This is one of those topics where the internet has already made up its mind.
“BMI is outdated.” “BMI is useless.”
But if you actually sit with this as a gym owner – or even someone working closely with clients – it’s not that simple.
Because BMI isn’t completely wrong.
It’s just… incomplete.
And now, new research is starting to show just how big that gap actually is.
Scientists Say BMI Gets It Wrong for Over One-Third of Adults
For decades, BMI has been the default.
Doctors use it.
Gyms use it.
Insurance companies use it.
It’s quick, easy, and gives you a number that looks scientific.
But here’s what the latest findings are suggesting : More than one-third of adults may be incorrectly classified when BMI is used alone.
That’s not a small error.
That’s a system-level problem.
What This New Study Actually Found
A recent study presented at the European Congress on Obesity 2026 and supported by the European Association for the Study of Obesity looked at something simple:
👉 What happens when you compare BMI with a more accurate way of measuring body fat?
Instead of relying on height and weight, researchers used a method called Dual-energy X-ray absorptiometry (DXA), which directly measures body fat percentage.
And that’s where things started to fall apart for BMI..
The Misclassification Problem
When they compared the two methods, the mismatch was hard to ignore :
Around 34% of people labeled obese by BMI were actually just overweight
Over 50% of people labeled overweight were in the wrong category
Even in the “normal” BMI range, about 1 in 5 people were misclassified
And the biggest surprise?
Many people labeled underweight by BMI were actually perfectly normal.
So it’s not just overestimating obesity.
It’s misreading people across the board.
Why BMI Breaks Down in the Real World
On paper, BMI sounds reasonable.
Weight ÷ height = health indicator.
But in reality, the human body isn’t that simple.
BMI doesn’t consider:
Muscle mass
Fat distribution
Bone density
Gender differences
Age-related changes
So two people with the same BMI can look—and function—completely differently.
One could be:
Lean and muscular
The other:
Higher body fat with lower muscle
Same BMI. Completely different health profiles.

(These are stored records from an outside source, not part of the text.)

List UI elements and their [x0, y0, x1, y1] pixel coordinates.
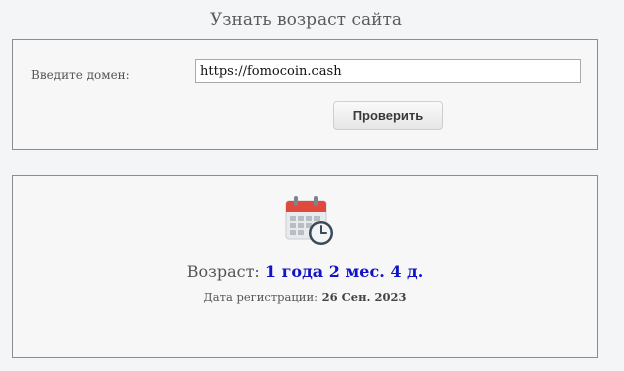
age-label: Возраст:: [186, 262, 260, 281]
domain-form-panel: Введите домен: Проверить: [12, 39, 598, 150]
registration-label: Дата регистрации:: [203, 290, 318, 304]
registration-date: 26 Сен. 2023: [321, 290, 407, 304]
age-line: Возраст: 1 года 2 мес. 4 д.: [13, 262, 597, 281]
age-value: 1 года 2 мес. 4 д.: [264, 262, 424, 281]
domain-input[interactable]: [195, 59, 581, 83]
registration-line: Дата регистрации: 26 Сен. 2023: [13, 290, 597, 304]
page-title: Узнать возраст сайта: [209, 10, 403, 30]
check-button[interactable]: Проверить: [333, 101, 443, 130]
domain-label: Введите домен:: [31, 68, 130, 82]
calendar-clock-icon: [285, 196, 333, 245]
result-panel: Возраст: 1 года 2 мес. 4 д. Дата регистр…: [12, 175, 598, 358]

You’ve Probably Seen This in the Gym Already
This isn’t just research – it shows up on the gym floor every day.
You’ll see someone who:
looks fit
trains consistently
has visible muscle
…but gets flagged as “overweight” on BMI.
And then someone else :
looks relatively inactive
has higher fat levels
…but falls into the “normal” range.
If you’ve worked with members long enough, you already know : BMI often doesn’t match reality.
This study just puts numbers to what many trainers already feel.
Why This Matters More Than People Think
At first glance, this feels like a technical issue.
But it has real consequences.
Because classification affects:
how people see themselves
what goals they set
how professionals guide them
If someone is incorrectly labeled overweight :
they may over-restrict
chase unnecessary fat loss
ignore strength and performance
If someone is labeled normal when they’re not:
they may ignore health risks
delay necessary changes
So the problem isn’t just accuracy.
It’s direction.
The Bigger Issue : We Like Simple Numbers
Part of the reason BMI stuck around so long is convenience.
It’s:
fast
cheap
easy to scale
And in large populations, it still gives a rough picture.
That’s why it hasn’t disappeared.
But at an individual level?
That’s where it starts failing.
And this study reinforces that gap.
What Should Replace BMI? (This Is Where It Gets Practical)
The study doesn’t say “throw BMI away.”
It suggests : Stop using it alone.
More accurate methods include :
Body fat percentage measurements
Skinfold testing
Waist-to-height ratio
Even simple things like : where fat is stored in the body
…can tell you more than BMI alone.
And in gyms, this is where better coaching makes a difference.
Because members don’t just need numbers.
They need context.
For Gym Owners in India : This Is Actually an Opportunity
This isn’t just a health discussion.
It’s a positioning opportunity.
Most gyms still rely on:
BMI charts
generic weight goals
Which creates a very basic experience.
But if your gym:
focuses on body composition
educates members properly
tracks real progress beyond weight
…it immediately feels more advanced.
And in a crowded market, that matters.
Because now you’re not just offering workouts.
👉 You’re offering clarity.
The Subtle Shift Happening in Fitness
If you look closely, the industry is already moving away from BMI.
More people are talking about:
body fat %
muscle mass
metabolic health
Even clients are becoming more aware.
They’re asking better questions.
They’re less obsessed with just “weight.”
This study is just accelerating that shift.
Final Thought
BMI isn’t useless.
It’s just over-relied on.
It works as a broad filter – but not as a precise tool.
And when you start using better measurements, something changes.
People stop chasing random numbers.
They start focusing on :
strength
performance
actual health
Which, in the long run, is what fitness was supposed to be about anyway.